Personal information
- Full name: Pernille Stenkil Hansen
- Born: 5 January 1976 (age 50) , Denmark
- Nationality: Danish
- Playing position: Pivot

Senior clubs
- Years: Team
- 1997-1999: GOG Håndbold
- 1999: Horsens HK
- 1999-2001: GOG Håndbold
- 2001-2005: KIF Kolding

National team
- Years: Team / Apps / (Gls)
- 1999-2001: Denmark / 51 / (70)

= Pernille Hansen =

Danish handball player (born 1976)

Pernille Stenkil Hansen (born 5 January 1976) is a Danish former handball player. She participated in the 1999 and 2001 World Championships and the 2000 European Championship.

She debuted for the Danish national team on 10 November 1999 against the Netherlands in a preparation match for the 1999 World Championship.
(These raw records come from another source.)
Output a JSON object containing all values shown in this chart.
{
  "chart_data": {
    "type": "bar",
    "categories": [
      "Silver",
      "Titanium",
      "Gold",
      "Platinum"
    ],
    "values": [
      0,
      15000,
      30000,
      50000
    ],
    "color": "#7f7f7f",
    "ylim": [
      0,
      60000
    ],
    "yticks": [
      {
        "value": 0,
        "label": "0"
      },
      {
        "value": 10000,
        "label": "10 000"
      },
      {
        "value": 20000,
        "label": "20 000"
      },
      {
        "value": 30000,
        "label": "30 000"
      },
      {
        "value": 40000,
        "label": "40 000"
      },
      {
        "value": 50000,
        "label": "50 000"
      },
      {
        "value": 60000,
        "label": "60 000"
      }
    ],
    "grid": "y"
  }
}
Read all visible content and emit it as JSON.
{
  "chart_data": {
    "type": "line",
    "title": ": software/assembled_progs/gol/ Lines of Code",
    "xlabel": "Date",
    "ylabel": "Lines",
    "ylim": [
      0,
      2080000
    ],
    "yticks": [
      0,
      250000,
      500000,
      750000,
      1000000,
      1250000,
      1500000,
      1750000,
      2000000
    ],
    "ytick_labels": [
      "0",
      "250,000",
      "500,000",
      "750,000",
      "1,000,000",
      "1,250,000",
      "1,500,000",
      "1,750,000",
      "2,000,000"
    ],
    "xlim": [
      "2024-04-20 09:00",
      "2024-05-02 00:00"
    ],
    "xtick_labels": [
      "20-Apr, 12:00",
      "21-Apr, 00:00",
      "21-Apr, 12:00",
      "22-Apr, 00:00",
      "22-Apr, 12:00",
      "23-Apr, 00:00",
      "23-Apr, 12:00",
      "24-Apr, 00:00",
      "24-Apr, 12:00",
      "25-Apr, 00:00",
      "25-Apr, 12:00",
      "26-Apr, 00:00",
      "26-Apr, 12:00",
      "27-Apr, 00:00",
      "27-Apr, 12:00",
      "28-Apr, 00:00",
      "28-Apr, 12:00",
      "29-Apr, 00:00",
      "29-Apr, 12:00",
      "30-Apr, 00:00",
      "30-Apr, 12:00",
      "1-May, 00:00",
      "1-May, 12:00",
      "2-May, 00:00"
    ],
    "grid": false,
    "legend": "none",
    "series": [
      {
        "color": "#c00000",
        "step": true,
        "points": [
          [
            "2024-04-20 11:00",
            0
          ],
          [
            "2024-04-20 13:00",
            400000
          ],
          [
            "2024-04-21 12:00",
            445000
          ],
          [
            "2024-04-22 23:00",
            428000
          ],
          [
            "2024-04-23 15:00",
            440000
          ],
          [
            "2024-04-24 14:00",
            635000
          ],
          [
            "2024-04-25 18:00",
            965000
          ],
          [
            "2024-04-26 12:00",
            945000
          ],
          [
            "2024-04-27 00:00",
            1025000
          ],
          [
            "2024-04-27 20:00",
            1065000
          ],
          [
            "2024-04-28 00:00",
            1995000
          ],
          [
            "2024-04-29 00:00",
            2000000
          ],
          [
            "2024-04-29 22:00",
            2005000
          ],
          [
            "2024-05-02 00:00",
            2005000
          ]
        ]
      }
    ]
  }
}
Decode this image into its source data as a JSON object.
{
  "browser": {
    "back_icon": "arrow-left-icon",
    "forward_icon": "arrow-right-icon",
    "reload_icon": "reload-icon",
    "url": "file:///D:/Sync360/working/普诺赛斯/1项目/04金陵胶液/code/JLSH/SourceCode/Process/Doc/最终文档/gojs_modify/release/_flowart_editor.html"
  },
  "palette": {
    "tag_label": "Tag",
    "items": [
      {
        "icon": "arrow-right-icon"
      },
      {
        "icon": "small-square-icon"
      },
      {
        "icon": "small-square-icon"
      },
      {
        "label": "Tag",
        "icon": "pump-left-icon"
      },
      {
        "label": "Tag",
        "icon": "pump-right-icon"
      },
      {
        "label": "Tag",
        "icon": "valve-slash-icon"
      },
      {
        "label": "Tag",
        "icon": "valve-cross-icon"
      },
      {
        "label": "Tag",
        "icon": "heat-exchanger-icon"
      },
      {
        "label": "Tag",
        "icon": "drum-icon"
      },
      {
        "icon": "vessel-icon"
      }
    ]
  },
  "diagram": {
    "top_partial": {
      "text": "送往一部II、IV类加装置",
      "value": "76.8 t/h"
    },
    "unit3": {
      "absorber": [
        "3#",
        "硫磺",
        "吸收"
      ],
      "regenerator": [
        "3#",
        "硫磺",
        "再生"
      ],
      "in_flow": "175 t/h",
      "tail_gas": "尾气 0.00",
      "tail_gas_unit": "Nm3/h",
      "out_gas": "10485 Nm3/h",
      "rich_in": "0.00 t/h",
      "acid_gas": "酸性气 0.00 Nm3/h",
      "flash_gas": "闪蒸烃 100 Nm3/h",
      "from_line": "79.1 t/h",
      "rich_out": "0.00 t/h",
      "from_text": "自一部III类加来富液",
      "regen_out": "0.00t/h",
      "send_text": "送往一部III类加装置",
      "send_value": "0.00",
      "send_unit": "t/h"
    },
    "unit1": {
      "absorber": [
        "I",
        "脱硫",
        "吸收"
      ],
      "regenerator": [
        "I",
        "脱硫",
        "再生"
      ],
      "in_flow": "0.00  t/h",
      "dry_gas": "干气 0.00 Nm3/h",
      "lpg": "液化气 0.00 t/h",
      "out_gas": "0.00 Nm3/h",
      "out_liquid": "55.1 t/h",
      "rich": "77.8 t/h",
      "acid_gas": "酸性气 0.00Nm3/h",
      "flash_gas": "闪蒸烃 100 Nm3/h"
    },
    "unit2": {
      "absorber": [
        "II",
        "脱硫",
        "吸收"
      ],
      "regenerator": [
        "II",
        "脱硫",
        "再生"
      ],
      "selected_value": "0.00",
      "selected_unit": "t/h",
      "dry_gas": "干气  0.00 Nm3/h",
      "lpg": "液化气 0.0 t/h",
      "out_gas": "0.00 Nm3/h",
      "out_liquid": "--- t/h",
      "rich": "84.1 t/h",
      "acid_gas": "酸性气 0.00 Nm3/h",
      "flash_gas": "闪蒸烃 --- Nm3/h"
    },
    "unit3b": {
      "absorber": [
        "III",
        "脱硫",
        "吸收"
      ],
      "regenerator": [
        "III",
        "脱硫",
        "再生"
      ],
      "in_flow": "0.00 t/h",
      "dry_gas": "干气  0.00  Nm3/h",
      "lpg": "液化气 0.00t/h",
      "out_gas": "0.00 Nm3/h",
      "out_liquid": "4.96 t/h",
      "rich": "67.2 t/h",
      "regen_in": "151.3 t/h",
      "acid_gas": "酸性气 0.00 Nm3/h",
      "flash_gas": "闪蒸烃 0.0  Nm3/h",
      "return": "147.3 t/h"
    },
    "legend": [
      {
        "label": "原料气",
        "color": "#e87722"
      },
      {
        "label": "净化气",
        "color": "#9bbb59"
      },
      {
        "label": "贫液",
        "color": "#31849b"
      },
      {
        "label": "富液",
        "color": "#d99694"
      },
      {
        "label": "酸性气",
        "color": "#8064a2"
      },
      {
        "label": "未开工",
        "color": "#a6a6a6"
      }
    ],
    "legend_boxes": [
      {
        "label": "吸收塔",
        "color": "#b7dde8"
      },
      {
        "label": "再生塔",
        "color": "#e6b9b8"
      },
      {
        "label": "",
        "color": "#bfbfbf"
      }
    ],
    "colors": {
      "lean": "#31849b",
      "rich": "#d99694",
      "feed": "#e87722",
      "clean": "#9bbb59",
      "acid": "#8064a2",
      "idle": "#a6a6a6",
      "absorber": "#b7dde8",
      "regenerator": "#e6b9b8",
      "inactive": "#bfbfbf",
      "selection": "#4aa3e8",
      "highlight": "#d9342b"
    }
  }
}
She was not selected for the Danish squad for the 2000 Olympics, as Karen Brødsgaard was preferred instead. Likewise, she was not initially not part of the Danish team for the 2000 European Championship later the same year. But due to Brødsgaard getting injured, she was included as her replacement.

In 2001 she joined KIF Kolding from GOG Håndbold, so she could study at University of Southern Denmark. She had at the time just finished her education at Skårup Seminarium to become a teacher, while playing for GOG.

She retired in 2005 due to a knee injury.

After her playing career she has worked as a consultant at University of Southern Denmark. She has since her playing days acted as a volunteer handball coach.